Is there any advantage to running FreeBSD off a USB stick with the rest of the drives being the ZFS pools? Friend came through again with selling off a startup workstation: Supermicro X10SRM-F board and Xeon v4 in a cheap Lian-Li case, and it's already got a USB socket on one of the mobo headers.

That used to be the recommended method of running FreeNAS. For my latest install I used a SSD, though, since I worried about general lifespan of flash drives.

DrDork
Dec 29, 2003
commanding officer of the Army of Dorkness

Mecha posted:

Is there any advantage to running FreeBSD off a USB stick with the rest of the drives being the ZFS pools? Friend came through again with selling off a startup workstation: Supermicro X10SRM-F board and Xeon v4 in a cheap Lian-Li case, and it's already got a USB socket on one of the mobo headers.

The only real advantage is not using up a SATA port. That's it. And you're accepting a higher probability of OS drive failure than using a HDD/SSD as a tradeoff (though you could do mirrored USB drives to mitigate that), and most likely slower boot times, if you care about that.

FWIW, USB sticks are no longer recommended for FreeNAS, though they don't really give a whole lot of background as to why.

BurgerQuest
Mar 17, 2009

by Jeffrey of YOSPOS
I've always assumed for flash memory like USB and SD-Cards, it's generally reliable enough for home use if the OS isn't doing a lot of writes to it all day long. On the other hand a 120Gbyte SSD is like $39AUD these days so...

Hadlock
Nov 9, 2004

BurgerQuest posted:

On the other hand a 120Gbyte SSD is like $39AUD these days so...

I picked up a bunch of 16GB SSD for $5 each a couple years ago. Supposedly early SSDs were unreliable but they're still kicking around.

Too bad you can't boot from S3 yet. Just store the access keys and S3:url in the BIOS and boom. Might be a little slow to recover from a power outage longer than your UPS can handle, but yeah

Duck and Cover
Apr 6, 2007

Hadlock posted:

I picked up a bunch of 16GB SSD for $5 each a couple years ago. Supposedly early SSDs were unreliable but they're still kicking around.

Too bad you can't boot from S3 yet. Just store the access keys and S3:url in the BIOS and boom. Might be a little slow to recover from a power outage longer than your UPS can handle, but yeah

16tb that sounds... oh 16gb that makes more sense.

Hadlock
Nov 9, 2004

I'll throw up an SA mart page and you can buy them all from me for $15 each

BurgerQuest
Mar 17, 2009

by Jeffrey of YOSPOS

Hadlock posted:

Too bad you can't boot from S3 yet. Just store the access keys and S3:url in the BIOS and boom. Might be a little slow to recover from a power outage longer than your UPS can handle, but yeah

I can totally see this being a thing, but my server mostly serves my home... so if the power goes out and comes back, but the internet is still out, I'd like it to boot :s

wolrah
May 8, 2006
what?

Hadlock posted:

Too bad you can't boot from S3 yet. Just store the access keys and S3:url in the BIOS and boom. Might be a little slow to recover from a power outage longer than your UPS can handle, but yeah
You could definitely do this with iPXE. You can flash it directly to a NIC's boot ROM with a HTTPS URL to pull a config file from and go from there.
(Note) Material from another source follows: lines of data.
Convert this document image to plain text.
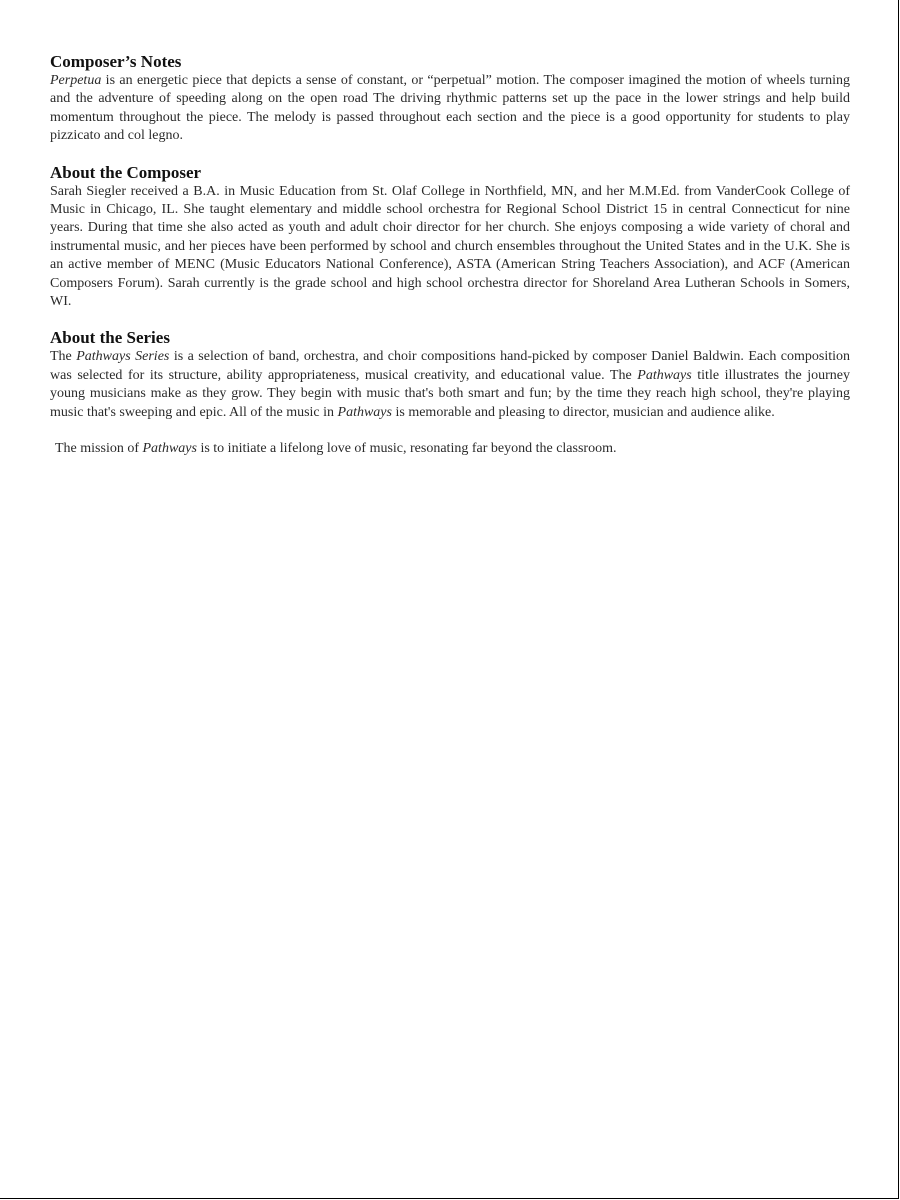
Composer’s Notes

Perpetua is an energetic piece that depicts a sense of constant, or “perpetual” motion. The composer imagined the motion of wheels turning and the adventure of speeding along on the open road The driving rhythmic patterns set up the pace in the lower strings and help build momentum throughout the piece. The melody is passed throughout each section and the piece is a good opportunity for students to play pizzicato and col legno.

About the Composer

Sarah Siegler received a B.A. in Music Education from St. Olaf College in Northfield, MN, and her M.M.Ed. from VanderCook College of Music in Chicago, IL. She taught elementary and middle school orchestra for Regional School District 15 in central Connecticut for nine years. During that time she also acted as youth and adult choir director for her church. She enjoys composing a wide variety of choral and instrumental music, and her pieces have been performed by school and church ensembles throughout the United States and in the U.K. She is an active member of MENC (Music Educators National Conference), ASTA (American String Teachers Association), and ACF (American Composers Forum). Sarah currently is the grade school and high school orchestra director for Shoreland Area Lutheran Schools in Somers, WI.

About the Series

The Pathways Series is a selection of band, orchestra, and choir compositions hand-picked by composer Daniel Baldwin. Each composition was selected for its structure, ability appropriateness, musical creativity, and educational value. The Pathways title illustrates the journey young musicians make as they grow. They begin with music that's both smart and fun; by the time they reach high school, they're playing music that's sweeping and epic. All of the music in Pathways is memorable and pleasing to director, musician and audience alike.

The mission of Pathways is to initiate a lifelong love of music, resonating far beyond the classroom.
If you're interested in that sort of thing, you can install it to a USB drive and boot from there as an experiment before committing to warranty voiding.

freeasinbeer
Mar 26, 2015

by Fluffdaddy
iPXE can also run from your router so no need for the internet per se. config updates would be a PITA.

Edit: as in you can pretty trivially enable it and host the files you need on your router. Besides usb it’s pretty common to bootstrap iPXE from PXE using dnsmasq, which has a built in tftp server. It’s non invasive and it’s something I’ve done in openwrt and edgerouters.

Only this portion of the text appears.